The study points out that the current average annual yield of winter wheat and summer maize for farmers on the North China Plain is 12.8 t·ha^–1, while the highest yield record in the region has reached 28.1 t·ha^–1, indicating huge potential for grain yield increase. However, in traditional planting patterns, excessive fertilizer application leads to low nutrient use efficiency, continuous depletion of regional groundwater, soil organic matter content being only one-third of that in U.S. farmland, and frequent extreme climate events (such as late frost and drought) threatening crop growth. If the existing model remains unchanged, the growth in food demand by 2050 will further exacerbate resource and environmental pressures.

Through the coordinated regulation of multiple factors including “soil-crop-climate-management”, it is possible to reduce resource input while increasing yield. For example, in terms of optimizing the cropping system, appropriately delaying the sowing date of winter wheat and extending the filling period of summer maize can increase the utilization efficiency of light and heat resources at a rate of 71.7 kg·ha^–1·yr^–1; adopting the “four dense and one sparse” wide-narrow row planting technology combined with shallow-buried drip irrigation can realize precise synchronous management of water and fertilizer, reducing nitrogen input compared with traditional models while increasing wheat and maize yields.

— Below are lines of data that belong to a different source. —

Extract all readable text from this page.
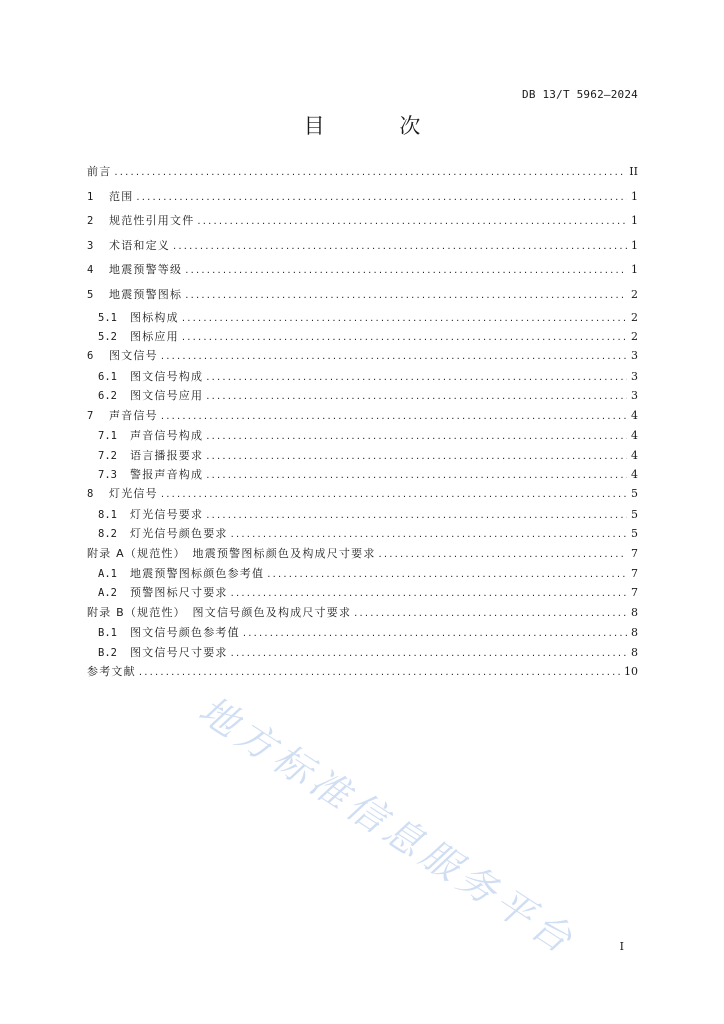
DB 13/T 5962—2024
目 次
前言 .....	II
1	范围 .....	1
2	规范性引用文件 .....	1
3	术语和定义 .....	1
4	地震预警等级 .....	1
5	地震预警图标 .....	2
5.1	图标构成 .....	2
5.2	图标应用 .....	2
6	图文信号 .....	3
6.1	图文信号构成 .....	3
6.2	图文信号应用 .....	3
7	声音信号 .....	4
7.1	声音信号构成 .....	4
7.2	语言播报要求 .....	4
7.3	警报声音构成 .....	4
8	灯光信号 .....	5
8.1	灯光信号要求 .....	5
8.2	灯光信号颜色要求 .....	5
附录 A（规范性）　地震预警图标颜色及构成尺寸要求 .....	7
A.1	地震预警图标颜色参考值 .....	7
A.2	预警图标尺寸要求 .....	7
附录 B（规范性）　图文信号颜色及构成尺寸要求 .....	8
B.1	图文信号颜色参考值 .....	8
B.2	图文信号尺寸要求 .....	8
参考文献 .....	10
I
地方标准信息服务平台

Soil improvement is another key approach. Long-term application of organic fertilizer and straw returning can increase soil organic matter content. When soil organic matter reaches 20–30 g·kg^–1, crop yield can increase by about one-fifth, and the soil's ability to retain water and fertilizer can be enhanced. Deep plowing can break the plow layer, improve soil permeability, and when combined with no-tillage technology, it can reduce carbon emissions and achieve “carbon sequestration in soil”.

At present, the aging of agricultural labor force on the North China Plain is intensifying, and traditional experience-based planting is difficult to meet the needs of modernization. Through the “Science and Technology Courtyard” model, researchers reside in villages to conduct experiments together with farmers, transforming complex technologies into “easy to learn and use” localized solutions. For example, in the practice in Quzhou County, Hebei Province, after farmers participated in technology design, wheat and maize yields increased by 7.2% and 11.4%, respectively, and nitrogen use efficiency improved by 27%–28.1%, proving that the “scientist + farmer” collaborative innovation is an effective path for technology promotion.

The study suggests that in the future, efforts should be made to promote sustainable crop production from the following aspects: first, prioritize the strengthening of agricultural infrastructure construction and the improvement of cultivated land soil quality; second, accelerate the breeding of superior crop varieties to fully release high-yield potential; third, promote the interconnection and integration of research methods, focusing on the integrated application of superior varieties, effective methods and advanced technologies; fourth, coordinate national policies and social actions, and strengthen the construction of agricultural technology extension service capabilities.